Journal / 2013-02-07

Back to the Future

I looked through some old code yesterday. It was a pretty excruciating experience. Alright, maybe excruciating is a little harsh, but honestly, I couldn’t believe what I was seeing. We’re talking pointless loops, hard coded condition statements and not just terribly inefficient SQL queries, but actual repeated queries. It was bad.

Although, aside from being a lot slower than it should have been, the script was running fine. In fact, if I remember correctly, when I wrote the thing a year ago, I was pretty excited about it. It was one of my first PHP/MySQL attempts, and it worked. That’s about all it did, but it did it nonetheless.

After I got over the pitfalls of bad programming, I came to a realization: the fact that I picked up on these inefficiencies demonstrates that I know more today than I did a year ago. This statement seems rather obvious, but it was certainly not the first thing that came to mind when I initially saw the code. Furthermore, I realized that I knew exactly what I would change if I were to rewrite the script. What once was a relatively difficult task resulting in naive spaghetti code was now a simple exercise yielding a much more polished result.

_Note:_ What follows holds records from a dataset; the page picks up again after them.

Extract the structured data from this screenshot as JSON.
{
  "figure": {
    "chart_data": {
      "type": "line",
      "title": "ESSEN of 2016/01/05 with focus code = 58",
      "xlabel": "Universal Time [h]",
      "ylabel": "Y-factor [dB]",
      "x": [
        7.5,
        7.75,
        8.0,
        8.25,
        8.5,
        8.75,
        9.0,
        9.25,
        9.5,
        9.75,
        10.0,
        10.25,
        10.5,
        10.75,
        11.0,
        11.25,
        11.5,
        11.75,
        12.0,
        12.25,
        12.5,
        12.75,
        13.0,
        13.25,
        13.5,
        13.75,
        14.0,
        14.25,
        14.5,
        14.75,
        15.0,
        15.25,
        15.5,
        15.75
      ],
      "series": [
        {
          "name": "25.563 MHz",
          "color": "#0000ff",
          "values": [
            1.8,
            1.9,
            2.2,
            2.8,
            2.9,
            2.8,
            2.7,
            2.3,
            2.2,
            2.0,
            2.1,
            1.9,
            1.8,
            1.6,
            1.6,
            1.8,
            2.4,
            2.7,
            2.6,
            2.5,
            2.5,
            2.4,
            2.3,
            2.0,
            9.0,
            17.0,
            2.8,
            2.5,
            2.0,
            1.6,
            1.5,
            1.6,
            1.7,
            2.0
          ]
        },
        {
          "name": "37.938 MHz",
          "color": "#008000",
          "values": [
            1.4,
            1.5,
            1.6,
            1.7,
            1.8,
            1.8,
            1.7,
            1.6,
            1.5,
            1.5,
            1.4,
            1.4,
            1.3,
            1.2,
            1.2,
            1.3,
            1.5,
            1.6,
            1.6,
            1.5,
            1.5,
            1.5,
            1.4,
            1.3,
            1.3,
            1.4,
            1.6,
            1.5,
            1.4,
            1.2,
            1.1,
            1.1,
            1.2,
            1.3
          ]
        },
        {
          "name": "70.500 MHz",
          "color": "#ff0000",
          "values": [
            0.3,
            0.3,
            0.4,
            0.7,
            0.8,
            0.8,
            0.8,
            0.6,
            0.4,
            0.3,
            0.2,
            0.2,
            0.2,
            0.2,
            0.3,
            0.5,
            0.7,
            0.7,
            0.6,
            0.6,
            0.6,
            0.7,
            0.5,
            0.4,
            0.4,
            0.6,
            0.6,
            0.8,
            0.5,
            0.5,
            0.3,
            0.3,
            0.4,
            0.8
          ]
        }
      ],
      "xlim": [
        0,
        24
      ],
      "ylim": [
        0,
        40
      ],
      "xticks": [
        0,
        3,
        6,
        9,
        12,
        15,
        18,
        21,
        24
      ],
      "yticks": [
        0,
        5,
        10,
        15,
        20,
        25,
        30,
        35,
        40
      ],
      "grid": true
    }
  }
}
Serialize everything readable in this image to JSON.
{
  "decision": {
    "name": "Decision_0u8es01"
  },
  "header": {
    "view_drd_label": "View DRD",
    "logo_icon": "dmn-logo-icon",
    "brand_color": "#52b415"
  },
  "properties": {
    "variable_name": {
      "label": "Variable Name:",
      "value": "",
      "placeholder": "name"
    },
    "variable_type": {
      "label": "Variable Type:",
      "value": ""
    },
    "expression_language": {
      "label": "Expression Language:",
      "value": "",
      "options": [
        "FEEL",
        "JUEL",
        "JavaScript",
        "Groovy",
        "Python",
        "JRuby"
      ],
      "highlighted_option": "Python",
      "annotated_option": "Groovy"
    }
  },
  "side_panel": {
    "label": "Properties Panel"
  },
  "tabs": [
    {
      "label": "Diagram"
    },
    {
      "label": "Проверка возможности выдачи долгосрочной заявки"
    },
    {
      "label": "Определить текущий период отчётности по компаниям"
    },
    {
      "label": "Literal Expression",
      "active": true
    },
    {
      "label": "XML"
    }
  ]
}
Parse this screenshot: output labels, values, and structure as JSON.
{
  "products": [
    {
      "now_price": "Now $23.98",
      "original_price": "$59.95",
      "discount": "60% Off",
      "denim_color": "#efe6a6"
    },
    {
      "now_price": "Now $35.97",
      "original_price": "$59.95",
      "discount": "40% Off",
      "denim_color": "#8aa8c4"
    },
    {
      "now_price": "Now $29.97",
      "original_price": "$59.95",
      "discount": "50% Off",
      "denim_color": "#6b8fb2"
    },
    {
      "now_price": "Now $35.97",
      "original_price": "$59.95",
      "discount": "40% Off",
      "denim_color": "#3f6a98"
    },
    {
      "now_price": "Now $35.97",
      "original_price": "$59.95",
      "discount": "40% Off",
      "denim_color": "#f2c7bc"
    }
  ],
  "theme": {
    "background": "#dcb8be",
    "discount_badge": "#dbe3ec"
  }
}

We all know that this is in fact the nature of being a programmer. We are doing something wrong if we are not constantly refactoring our code. But yesterday, it wasn’t about improving existing code, it was about seeing how far I have come.

In a lecture given at the Jamey Aebersold Summer Workshop back in 2005, saxophonist David Liebman expressed his views on the philosophy of practicing. In the lecture, Liebman suggests that self reinforcement is an integral asset to the practice ritual: “Reward yourself by listening to how you played six months ago.” Just as old code demonstrates growth as a programmer, you will actually hear definitive improvement and be motivated to practice on.

I am reminded of an app that has recently gained some traction. The app is called Timehop. The concept is pretty simple: they aggregate your social networks and remind you what you have done on this exact day in history. And their marketing pitch is pretty cliché: “Timehop helps you celebrate the best moments of the past with your friends!” But is that really the point of the app?

Aside from the elation experienced while briefly reliving that special moment in life, what’s the point? If you relive your life purely to seek enjoyment from past experiences, then what does that say about the present?

We all want our lives to have direction. It would be pretty pathetic if the best moment in our life was getting an A on a History paper five years ago. Now, that was a pretty extreme example, but hopefully you get my point. While the past can be used to remind us of isolated accomplishments, those accomplishments should be brought into a larger context. What was once a milestone should simply become part of your ongoing story that demonstrates overall growth.

We spend our lives building a time capsule. Let us not use it to get stuck in the past, but to motivate our future.